One member of the installation team was even concerned for me, worried that in creating this piece and categorising works like the dancer in particular ways (as honestly and fairly as possible) I would be opening myself up to hate in the local arts scene. Although it had crossed my mind that this piece could provoke some small reaction, I had not really considered that Classify Me2.0 could be really controversial.
And is still might not be. Most likely no one will blink. But even these conversations demonstrate that the classification of works of art – in public – has the potential to be very powerful.
Yesterday, too, I chatted to some exhibiting artists and discovered that a painting I had classified as 25G21(+1) fruits (+ plants used symbolically) based on first impressions was both that… and something else. What looked initially like a giant purple apple hanging upside down was also a painting of a well-disguised-but-instantly-obvious-once-you-know-it’s-there vulva. My classification of the object as a fruit was both accurate, and not. Yet to someone with access only to the ICONCLASS classification, this plurality of meanings would be lost.
So Classify Me2.0 has proved to be a great experiment.

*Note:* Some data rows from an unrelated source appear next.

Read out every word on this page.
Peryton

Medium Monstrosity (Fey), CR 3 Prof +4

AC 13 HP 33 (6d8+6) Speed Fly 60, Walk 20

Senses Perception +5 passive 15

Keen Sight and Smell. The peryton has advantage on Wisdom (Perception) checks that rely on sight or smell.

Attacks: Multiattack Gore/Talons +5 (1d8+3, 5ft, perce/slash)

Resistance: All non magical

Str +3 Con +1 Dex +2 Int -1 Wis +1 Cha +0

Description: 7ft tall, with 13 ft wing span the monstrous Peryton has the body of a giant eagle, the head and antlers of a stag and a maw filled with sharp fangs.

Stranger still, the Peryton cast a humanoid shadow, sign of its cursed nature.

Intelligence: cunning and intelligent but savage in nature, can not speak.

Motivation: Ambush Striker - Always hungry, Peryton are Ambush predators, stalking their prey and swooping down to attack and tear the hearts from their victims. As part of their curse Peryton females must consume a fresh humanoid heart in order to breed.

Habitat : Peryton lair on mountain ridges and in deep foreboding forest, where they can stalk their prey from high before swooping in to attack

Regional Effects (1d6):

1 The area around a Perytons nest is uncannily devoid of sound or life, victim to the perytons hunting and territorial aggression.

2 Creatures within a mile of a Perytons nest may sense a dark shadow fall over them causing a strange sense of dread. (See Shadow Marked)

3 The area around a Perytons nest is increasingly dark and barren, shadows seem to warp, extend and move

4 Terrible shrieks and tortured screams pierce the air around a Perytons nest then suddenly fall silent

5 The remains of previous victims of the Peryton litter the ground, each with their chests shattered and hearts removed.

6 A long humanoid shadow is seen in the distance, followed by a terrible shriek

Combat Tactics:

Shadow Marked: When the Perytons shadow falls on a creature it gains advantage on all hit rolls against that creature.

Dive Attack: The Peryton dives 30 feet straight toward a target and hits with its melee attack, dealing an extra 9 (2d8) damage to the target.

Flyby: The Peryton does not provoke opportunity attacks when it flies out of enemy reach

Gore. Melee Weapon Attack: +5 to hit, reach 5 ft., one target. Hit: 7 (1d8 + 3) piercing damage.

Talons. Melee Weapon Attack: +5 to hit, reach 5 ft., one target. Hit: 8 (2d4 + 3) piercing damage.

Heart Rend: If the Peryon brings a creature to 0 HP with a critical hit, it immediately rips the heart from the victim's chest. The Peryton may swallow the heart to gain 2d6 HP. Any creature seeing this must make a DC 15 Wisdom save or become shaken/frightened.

As a piece of art, it’s terrible. The in-gallery QR codes are inaccessible to audiences who don’t know what they are, or what to do with them (or who don’t own a smart phone). Because I’ve entered the work as part of a competitive art prize, I was not allowed to give too much explanation about the codes in the space (as it was thought to be disadvantageous to the other artists). Additionally, the computer upon which the Classify Me2.0 website is accessible is in an odd place in the Gallery, and people don’t seem to know how to interact with it. The website, too, has faults since it’s my first one. The design isn’t ideal, and the works of art are mis-ordered (because many works changed location between me classifying them and the final hang).
Yet as a conversation piece, and an experiment on the nature of classification, Classify Me2.0 has been incredibly successful. I’ve had rich and deep discussions with people about art and Museology – something that I hope will continue (I’ve approached the Curator and Director to see whether we can organise some kind of forum on classification in the Gallery within the coming weeks). And I’ve learned heaps from putting my ideas into practice in the real world.
The exhibition opens formally tonight, so I will keep you posted on any updates. But regardless, I hold you all accountable for starting me on this path.
Visit Classify Me2.0.
UPDATE: Well, apparently it turns out that Classify Me2.0 actually won the art prize. I wasn’t at the exhibition opening as I was on the train home from the Powerhouse Museum, but I just received a text from the curator, telling me I came first. I think the first prize is a $1500 travel scholarship – which will nicely pay for some of my flights to MCN2011. Um, I’m in a little shock right now.